Median uE3 MoM in Down syndrome (DS) pregnancies and detection and false-positive rates, sorted by type of screening test, for m-uE3 and p-uE3.

	m-uE3	p-uE3	p value
DS median MoM in cases (n = 21)	0.73	0.71	>0.5 a
Quad test
Detection rate (n = 10)	80%	80%	>0.5 b
False-positive rate (n = 38)	10.5%	7.9%	>0.5 b
Integrated test
Detection rate (n = 11)	91%	91%	>0.5 b
False-positive rate (n = 67)	4.5%	3.0%	>0.5 b

^a

Wilcoxon signed rank test.

^b

McNemar's test. Quad test cutoff second trimester risk of 1 in 270, Integrated test 1 in 110.

Discussion

The monoclonal antibody used on the DxI platform (Beckman Coulter Inc.) provides acceptable performance for use in Down syndrome screening. In this study, levels obtained in second trimester serum samples were consistently higher with the m-uE3 assay (23%) than with the current p-uE3 assay. The m-uE3 assay was calibrated by nominal mass assignment to a certified reference material, Cerilliant CRM Estriol (Round Rock, TX, USA), whereas the p-uE3 assay was calibrated to a GC-MS standard. Regardless, this difference in absolute levels between methods can be considered by the use of an assay-specific median equation to generate MoM values.
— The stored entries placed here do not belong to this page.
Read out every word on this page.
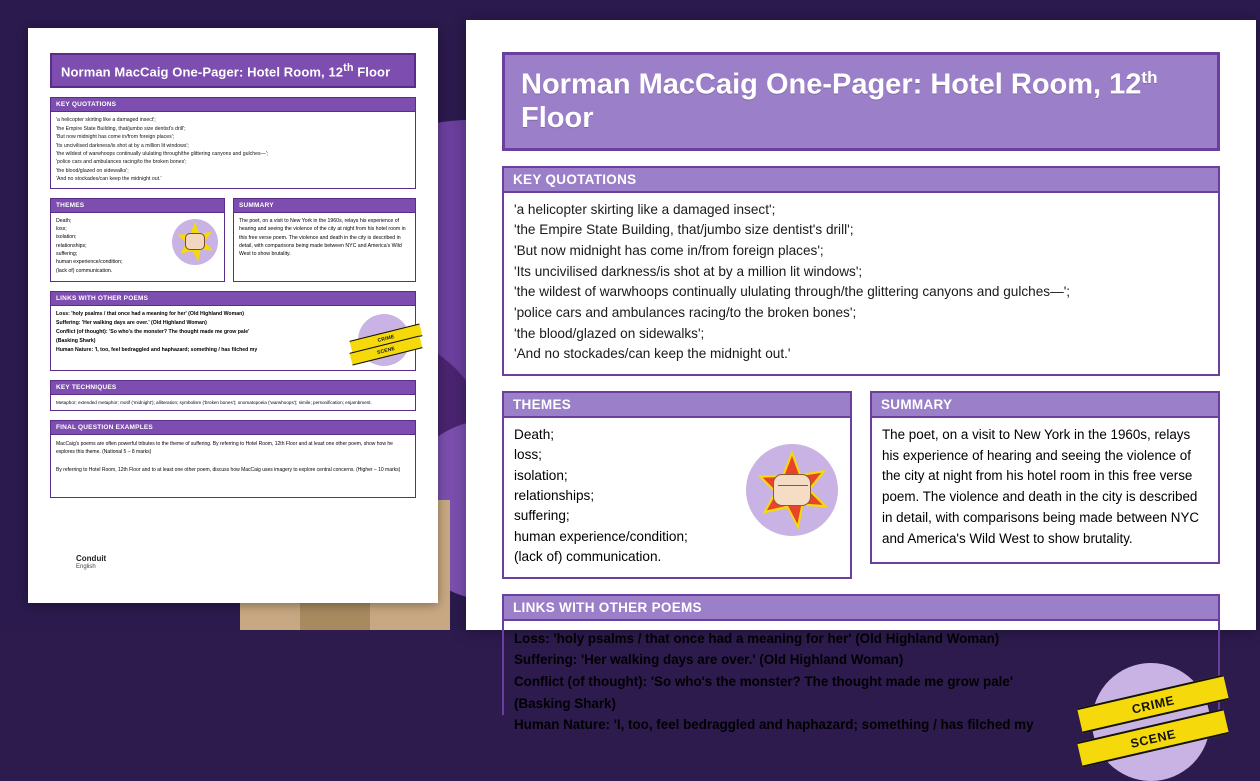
Norman MacCaig One-Pager: Hotel Room, 12th Floor
KEY QUOTATIONS
'a helicopter skirting like a damaged insect';
'the Empire State Building, that/jumbo size dentist's drill';
'But now midnight has come in/from foreign places';
'Its uncivilised darkness/is shot at by a million lit windows';
'the wildest of warwhoops continually ululating through/the glittering canyons and gulches—';
'police cars and ambulances racing/to the broken bones';
'the blood/glazed on sidewalks';
'And no stockades/can keep the midnight out.'
THEMES
Death;
loss;
isolation;
relationships;
suffering;
human experience/condition;
(lack of) communication.
SUMMARY
The poet, on a visit to New York in the 1960s, relays his experience of hearing and seeing the violence of the city at night from his hotel room in this free verse poem. The violence and death in the city is described in detail, with comparisons being made between NYC and America's Wild West to show brutality.
LINKS WITH OTHER POEMS
Loss: 'holy psalms / that once had a meaning for her' (Old Highland Woman)
Suffering: 'Her walking days are over.' (Old Highland Woman)
Conflict (of thought): 'So who's the monster? The thought made me grow pale'
(Basking Shark)
Human Nature: 'I, too, feel bedraggled and haphazard; something / has filched my
CRIME
SCENE
KEY TECHNIQUES
Metaphor; extended metaphor; motif ('midnight'); alliteration; symbolism ('broken bones'); onomatopoeia ('warwhoops'); simile; personification; enjambment.
FINAL QUESTION EXAMPLES

MacCaig's poems are often powerful tributes to the theme of suffering. By referring to Hotel Room, 12th Floor and at least one other poem, show how he explores this theme. (National 5 – 8 marks)

By referring to Hotel Room, 12th Floor and to at least one other poem, discuss how MacCaig uses imagery to explore central concerns. (Higher – 10 marks)

Conduit
English
Norman MacCaig One-Pager: Hotel Room, 12th Floor
KEY QUOTATIONS
'a helicopter skirting like a damaged insect';
'the Empire State Building, that/jumbo size dentist's drill';
'But now midnight has come in/from foreign places';
'Its uncivilised darkness/is shot at by a million lit windows';
'the wildest of warwhoops continually ululating through/the glittering canyons and gulches—';
'police cars and ambulances racing/to the broken bones';
'the blood/glazed on sidewalks';
'And no stockades/can keep the midnight out.'
THEMES
Death;
loss;
isolation;
relationships;
suffering;
human experience/condition;
(lack of) communication.
SUMMARY
The poet, on a visit to New York in the 1960s, relays his experience of hearing and seeing the violence of the city at night from his hotel room in this free verse poem. The violence and death in the city is described in detail, with comparisons being made between NYC and America's Wild West to show brutality.
LINKS WITH OTHER POEMS
Loss: 'holy psalms / that once had a meaning for her' (Old Highland Woman)
Suffering: 'Her walking days are over.' (Old Highland Woman)
Conflict (of thought): 'So who's the monster? The thought made me grow pale'
(Basking Shark)
Human Nature: 'I, too, feel bedraggled and haphazard; something / has filched my
CRIME
SCENE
This is not an unusual burden as laboratory-specific medians are required routinely in prenatal screening. Data provided in the present manuscript should only serve as a guide to other laboratories interested in adopting the monoclonal assay.
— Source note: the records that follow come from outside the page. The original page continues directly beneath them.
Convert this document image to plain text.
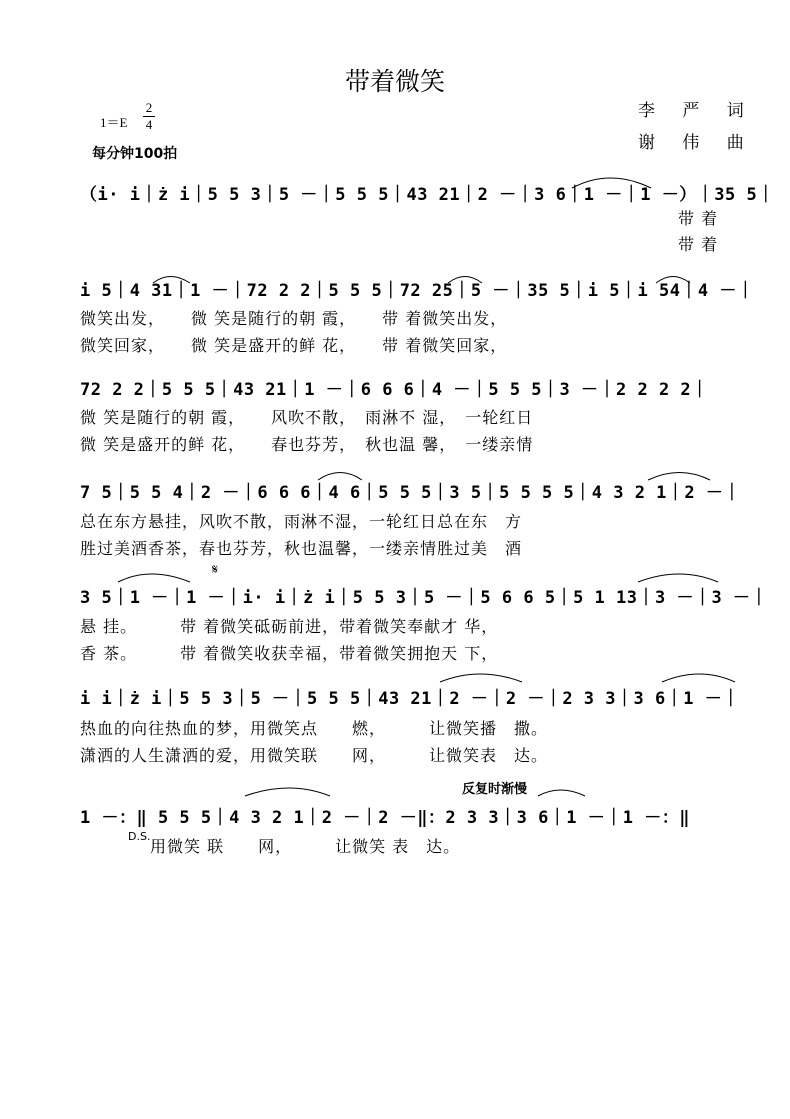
带着微笑
1＝E
2
4
每分钟100拍
李 严 词
谢 伟 曲
（i· i｜ż i｜5 5 3｜5 －｜5 5 5｜43 21｜2 －｜3 6｜1 －｜1 －）｜35 5｜
带 着
带 着
i 5｜4 31｜1 －｜72 2 2｜5 5 5｜72 25｜5 －｜35 5｜i 5｜i 54｜4 －｜
微笑出发，　　微 笑是随行的朝 霞，　　带 着微笑出发，
微笑回家，　　微 笑是盛开的鲜 花，　　带 着微笑回家，
72 2 2｜5 5 5｜43 21｜1 －｜6 6 6｜4 －｜5 5 5｜3 －｜2 2 2 2｜
微 笑是随行的朝 霞，　　风吹不散，　雨淋不 湿，　一轮红日
微 笑是盛开的鲜 花，　　春也芬芳，　秋也温 馨，　一缕亲情
7 5｜5 5 4｜2 －｜6 6 6｜4 6｜5 5 5｜3 5｜5 5 5 5｜4 3 2 1｜2 －｜
总在东方悬挂，风吹不散，雨淋不湿，一轮红日总在东　方
胜过美酒香茶，春也芬芳，秋也温馨，一缕亲情胜过美　酒
𝄋
3 5｜1 －｜1 －｜i· i｜ż i｜5 5 3｜5 －｜5 6 6 5｜5 1 13｜3 －｜3 －｜
悬 挂。　　　带 着微笑砥砺前进，带着微笑奉献才 华，
香 茶。　　　带 着微笑收获幸福，带着微笑拥抱天 下，
i i｜ż i｜5 5 3｜5 －｜5 5 5｜43 21｜2 －｜2 －｜2 3 3｜3 6｜1 －｜
热血的向往热血的梦，用微笑点　　燃，　　　让微笑播　撒。
潇洒的人生潇洒的爱，用微笑联　　网，　　　让微笑表　达。
反复时渐慢
1 －：‖ 5 5 5｜4 3 2 1｜2 －｜2 －‖：2 3 3｜3 6｜1 －｜1 －：‖
D.S.
用微笑 联　　网，　　　让微笑 表　达。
Analyses of m-uE3 MoM values were consistent with expectations. The log SD for unaffected pregnancies was at the lower end of the range previously reported using other uE3 assays (0.1208–0.1476,^2,5 without weight correction). The median MoM in 21 Down syndrome cases was similar between assays and showed the expected reduction in levels (0.7 MoM). Furthermore, serum screening performance was similar for both Quad and Integrated test protocols regardless of the assay used; detection rates were identical and screen-positive rates for Down syndrome did not differ significantly between assays and met published test-specific estimates.

To our knowledge, this is the first automated monoclonal uE3 assay commercially available and it offers the advantage of an indefinite and stable supply of antibody, unlike polyclonal antisera that rely on live animals for production. The m-uE3 assay performs as expected in second trimester prenatal maternal serum screening.